The Starlake Building, 2489 Lake Tahoe Boulevard.
“The property manager, evidently glad to see her, showed her a small corner suite with a reception area where a secretary and a couple of client chairs might fit. There were two inner doors, one of which led to a long room that would make a nice combined law library and conference room. A big closet with several electric sockets could stow a fax, copy machine, and supplies, even a small refrigerator.
When she raised the blinds on the side wall in the main office, she could hardly believe her eyes. Lake Tahoe, tufted with whitecaps in the wind, less than a mile away, dominated an unobstructed view of marsh and trees. Other than a dirt road, there was no evidence of human activity in that direction…”
“Nina F Reilly, Attorney-At-law the sign on the building read in large, raised block letters.” -Motion to Suppress
“Rising about a hundred and fifty feet above the lake’s surface, Fannette Island sat in the middle of Emerald Bay like the important central jewel in an exquisite pendant.” -Breach of Promise
Where Paul van Wagoner stays.
“He took the elevator down to the first floor of the building into the carefully controlled pandemonium of the casino, where he couldn’t resist pausing to make a twenty-dollar cash bet at one of the blackjack tables. Although it was nine a.m. on a beautiful day, busload after busload of tourists checked out the action.
A morose dealer who had substituted motor oil for shampoo flicked out the cards, Paul’s first card facedown, the dealer’s card up and showing a five…” – Obstruction of Justice
They passed Black Bart and Golden Bear and Jicarilla, quiet streets off to their right. To the left was National Forest, thick with trees. On this afternoon of oranges and yellows, sun fell onto her tired eyes; they closed, and next thing she knew they were parking in the driveway of a chalet-style house in some quiet neighborhood somewhere. A small blue painted sign read, “90 Kulow.” She frowned, trying to remember where she’d heard that street name before.
“What’s this?” she said.
“The house Sandy’s been trying to get you to go and see.” He held a key in his palm.
“The realtor loaned it to me for the afternoon. I told her you were a hotshot attorney in the middle of a trial who could steal a few minutes to look at it at lunch. Gullible, isn’t she?”
“You and Sandy cooked this up?”
Innocent, wide eyes. “We just thought you ought to have a look.”
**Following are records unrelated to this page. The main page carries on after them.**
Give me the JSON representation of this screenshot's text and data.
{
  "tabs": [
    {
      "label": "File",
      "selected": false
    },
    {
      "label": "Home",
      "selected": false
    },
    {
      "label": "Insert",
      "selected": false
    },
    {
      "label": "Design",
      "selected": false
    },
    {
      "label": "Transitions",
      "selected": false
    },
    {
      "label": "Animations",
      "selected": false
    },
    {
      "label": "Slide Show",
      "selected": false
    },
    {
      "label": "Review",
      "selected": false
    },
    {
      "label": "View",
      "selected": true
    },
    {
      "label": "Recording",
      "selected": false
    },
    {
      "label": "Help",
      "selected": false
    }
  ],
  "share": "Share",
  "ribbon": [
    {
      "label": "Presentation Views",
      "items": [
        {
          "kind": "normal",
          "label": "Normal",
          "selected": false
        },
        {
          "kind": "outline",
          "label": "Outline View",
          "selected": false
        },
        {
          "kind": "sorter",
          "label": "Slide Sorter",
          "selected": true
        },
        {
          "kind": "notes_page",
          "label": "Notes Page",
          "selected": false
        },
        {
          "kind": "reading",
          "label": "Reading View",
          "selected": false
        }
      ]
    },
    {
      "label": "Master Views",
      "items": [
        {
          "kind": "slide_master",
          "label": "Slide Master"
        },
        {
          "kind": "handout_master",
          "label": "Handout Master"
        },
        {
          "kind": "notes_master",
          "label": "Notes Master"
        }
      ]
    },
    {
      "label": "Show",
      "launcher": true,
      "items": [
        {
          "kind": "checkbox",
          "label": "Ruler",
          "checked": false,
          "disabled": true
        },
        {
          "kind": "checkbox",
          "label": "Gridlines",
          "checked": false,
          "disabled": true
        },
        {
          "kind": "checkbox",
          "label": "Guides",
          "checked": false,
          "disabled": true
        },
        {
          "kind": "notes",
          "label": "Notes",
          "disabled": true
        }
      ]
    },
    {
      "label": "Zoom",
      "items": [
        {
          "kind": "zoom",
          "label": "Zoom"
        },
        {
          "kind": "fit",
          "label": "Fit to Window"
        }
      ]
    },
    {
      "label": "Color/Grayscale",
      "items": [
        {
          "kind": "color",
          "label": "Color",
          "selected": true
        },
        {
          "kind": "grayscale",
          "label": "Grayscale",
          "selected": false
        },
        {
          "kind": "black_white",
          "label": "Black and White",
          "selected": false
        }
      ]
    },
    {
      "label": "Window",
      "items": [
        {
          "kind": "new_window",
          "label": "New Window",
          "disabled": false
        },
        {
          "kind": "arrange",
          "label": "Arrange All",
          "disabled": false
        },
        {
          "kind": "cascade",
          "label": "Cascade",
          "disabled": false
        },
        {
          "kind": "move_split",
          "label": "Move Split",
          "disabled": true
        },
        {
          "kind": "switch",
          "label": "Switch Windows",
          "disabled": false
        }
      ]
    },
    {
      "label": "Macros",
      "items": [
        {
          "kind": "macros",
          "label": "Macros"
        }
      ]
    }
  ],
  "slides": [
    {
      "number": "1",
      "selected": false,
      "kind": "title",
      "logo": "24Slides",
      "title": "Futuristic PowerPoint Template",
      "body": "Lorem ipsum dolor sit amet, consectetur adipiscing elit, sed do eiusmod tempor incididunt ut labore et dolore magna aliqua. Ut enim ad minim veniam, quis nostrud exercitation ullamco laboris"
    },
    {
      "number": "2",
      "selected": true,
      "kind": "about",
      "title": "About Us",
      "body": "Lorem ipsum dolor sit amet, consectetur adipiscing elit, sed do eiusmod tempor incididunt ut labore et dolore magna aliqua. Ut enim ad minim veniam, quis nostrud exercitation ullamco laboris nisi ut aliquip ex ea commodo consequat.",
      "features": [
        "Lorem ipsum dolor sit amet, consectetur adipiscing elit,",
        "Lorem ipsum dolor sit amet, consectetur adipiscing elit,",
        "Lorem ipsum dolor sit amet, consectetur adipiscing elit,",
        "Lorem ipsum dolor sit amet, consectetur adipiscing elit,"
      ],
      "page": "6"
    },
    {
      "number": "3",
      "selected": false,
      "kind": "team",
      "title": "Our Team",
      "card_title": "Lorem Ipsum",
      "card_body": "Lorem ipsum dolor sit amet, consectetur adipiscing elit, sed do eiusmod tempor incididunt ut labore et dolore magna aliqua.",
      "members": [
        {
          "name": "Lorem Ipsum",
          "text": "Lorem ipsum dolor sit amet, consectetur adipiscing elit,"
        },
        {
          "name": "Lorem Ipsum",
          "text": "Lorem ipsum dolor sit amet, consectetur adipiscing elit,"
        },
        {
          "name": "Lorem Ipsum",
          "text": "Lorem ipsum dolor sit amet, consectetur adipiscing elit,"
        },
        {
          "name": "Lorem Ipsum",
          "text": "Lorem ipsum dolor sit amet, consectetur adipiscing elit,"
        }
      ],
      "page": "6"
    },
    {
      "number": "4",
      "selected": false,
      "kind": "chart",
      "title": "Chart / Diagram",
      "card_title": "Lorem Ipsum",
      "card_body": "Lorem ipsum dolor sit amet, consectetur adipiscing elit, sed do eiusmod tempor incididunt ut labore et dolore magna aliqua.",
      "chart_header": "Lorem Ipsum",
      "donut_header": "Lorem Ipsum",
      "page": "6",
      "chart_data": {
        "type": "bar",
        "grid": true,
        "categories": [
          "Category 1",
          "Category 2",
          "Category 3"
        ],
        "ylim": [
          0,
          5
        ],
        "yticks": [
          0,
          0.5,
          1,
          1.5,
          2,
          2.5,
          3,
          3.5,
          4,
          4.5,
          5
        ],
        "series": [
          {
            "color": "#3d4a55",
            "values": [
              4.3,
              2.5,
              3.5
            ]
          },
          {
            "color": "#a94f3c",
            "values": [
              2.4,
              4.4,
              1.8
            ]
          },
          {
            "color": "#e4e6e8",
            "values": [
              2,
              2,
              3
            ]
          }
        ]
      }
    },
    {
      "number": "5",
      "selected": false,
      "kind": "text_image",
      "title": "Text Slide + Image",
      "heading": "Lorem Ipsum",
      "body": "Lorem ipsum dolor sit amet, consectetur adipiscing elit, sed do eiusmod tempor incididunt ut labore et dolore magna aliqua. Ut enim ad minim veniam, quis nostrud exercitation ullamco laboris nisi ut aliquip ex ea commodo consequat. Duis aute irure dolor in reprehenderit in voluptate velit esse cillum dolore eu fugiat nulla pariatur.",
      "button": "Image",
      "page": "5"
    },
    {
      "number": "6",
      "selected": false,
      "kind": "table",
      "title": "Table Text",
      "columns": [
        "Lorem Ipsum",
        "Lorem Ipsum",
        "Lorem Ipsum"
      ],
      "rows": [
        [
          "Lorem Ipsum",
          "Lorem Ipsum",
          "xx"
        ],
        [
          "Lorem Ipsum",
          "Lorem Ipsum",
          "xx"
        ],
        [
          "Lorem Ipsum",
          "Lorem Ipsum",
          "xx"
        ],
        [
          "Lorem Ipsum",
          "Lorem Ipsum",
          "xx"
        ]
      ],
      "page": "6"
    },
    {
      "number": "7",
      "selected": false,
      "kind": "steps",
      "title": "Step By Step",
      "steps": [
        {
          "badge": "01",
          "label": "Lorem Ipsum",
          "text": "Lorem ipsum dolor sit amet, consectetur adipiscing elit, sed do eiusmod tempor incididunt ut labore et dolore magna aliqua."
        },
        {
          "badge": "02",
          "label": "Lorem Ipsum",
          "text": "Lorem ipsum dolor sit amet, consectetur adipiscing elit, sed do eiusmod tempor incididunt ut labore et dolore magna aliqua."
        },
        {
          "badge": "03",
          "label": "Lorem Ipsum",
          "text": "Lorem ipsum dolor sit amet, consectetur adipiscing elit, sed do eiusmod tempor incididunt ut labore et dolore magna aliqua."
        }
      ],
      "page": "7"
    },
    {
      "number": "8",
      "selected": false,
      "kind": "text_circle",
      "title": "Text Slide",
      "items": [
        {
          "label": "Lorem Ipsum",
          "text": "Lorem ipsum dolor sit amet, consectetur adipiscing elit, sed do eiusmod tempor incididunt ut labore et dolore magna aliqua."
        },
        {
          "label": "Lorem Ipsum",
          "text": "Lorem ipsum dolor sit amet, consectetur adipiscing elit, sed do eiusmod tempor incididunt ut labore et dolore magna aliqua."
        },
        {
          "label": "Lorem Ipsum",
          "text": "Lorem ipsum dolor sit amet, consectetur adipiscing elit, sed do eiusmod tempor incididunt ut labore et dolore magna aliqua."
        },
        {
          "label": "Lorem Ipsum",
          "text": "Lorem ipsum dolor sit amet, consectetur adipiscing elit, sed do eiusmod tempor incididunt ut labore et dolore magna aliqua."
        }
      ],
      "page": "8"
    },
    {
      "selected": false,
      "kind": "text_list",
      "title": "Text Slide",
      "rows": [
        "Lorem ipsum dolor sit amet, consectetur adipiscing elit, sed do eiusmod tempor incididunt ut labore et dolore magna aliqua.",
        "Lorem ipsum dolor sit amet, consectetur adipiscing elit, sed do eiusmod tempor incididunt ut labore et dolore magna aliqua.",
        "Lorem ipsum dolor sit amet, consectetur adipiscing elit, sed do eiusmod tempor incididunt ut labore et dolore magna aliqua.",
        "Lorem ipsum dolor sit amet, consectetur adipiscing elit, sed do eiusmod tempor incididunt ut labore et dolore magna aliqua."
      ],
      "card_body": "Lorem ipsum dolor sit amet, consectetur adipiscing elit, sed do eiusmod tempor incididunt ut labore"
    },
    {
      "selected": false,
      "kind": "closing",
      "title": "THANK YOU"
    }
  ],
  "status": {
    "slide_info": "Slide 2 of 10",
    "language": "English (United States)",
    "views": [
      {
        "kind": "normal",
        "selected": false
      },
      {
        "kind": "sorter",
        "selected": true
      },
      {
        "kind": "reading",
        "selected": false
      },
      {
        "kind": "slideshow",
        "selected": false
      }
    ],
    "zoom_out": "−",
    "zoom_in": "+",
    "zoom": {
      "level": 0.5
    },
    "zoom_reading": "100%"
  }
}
Her little lapse into unconsciousness had left Nina groggy and all the more exquisitely attuned to her overwhelming fatigue. She shook her head and looked around, at the deep lot with its hundred-foot high ponderosas, at the peaceful street with a few houses here and there, not too close together, not too grand, not too mean, each one different. And this one – oh, it was beautiful with its pointed gable and warm brown color…
She followed him up a few porch steps to the solid carved front door, but he took her arm and steered her around to the back. A pine deck about four feet above the ground, of the same warm color, encircled most of the house extending out into the yard about thirty feet in back. The forest beyond was undeveloped. Native shrubs, tall trees and a soft mat of pine needles preserved the wilderness feeling. They walked down a few steps into the yard, and found at the far boundary a dip near the fence where a creek would run in the spring.
Like waking from a dream, this whole thing felt so real and unexpected that Nina hadn’t said a word. She just followed Paul around as he went to the front door and opened it to an entry with curved wooden hooks protruding from its walls.
“For skis, see?” Paul said, demonstrating how they would be hung. “Here’s where you take your winter woolies off.” But she had moved on, venturing onward into the living room. This room rose all the way to the exposed ceiling rafters. Past the wood stove a picture window at least fifteen feet high overlooked the deck and back yard forest beyond.
“The kitchen,” Paul said. Off to the right of the living room, the small and well-equipped room featured the ideal window over the sink opening onto yet another view. She stood at the window for a moment, arms folded, gazing out at the sunlight on the trees, taking in the clarity of the air that let each leaf and pine needle quiver individually in the breeze and the tranquil perfection of this artwork composed by nature.
Then he led her down the hall to a large bathroom with a claw-foot tub, sun pouring through the dust in the air, and two bedrooms beyond, lit from one angle like Vermeers, still, suggestive, and enticing.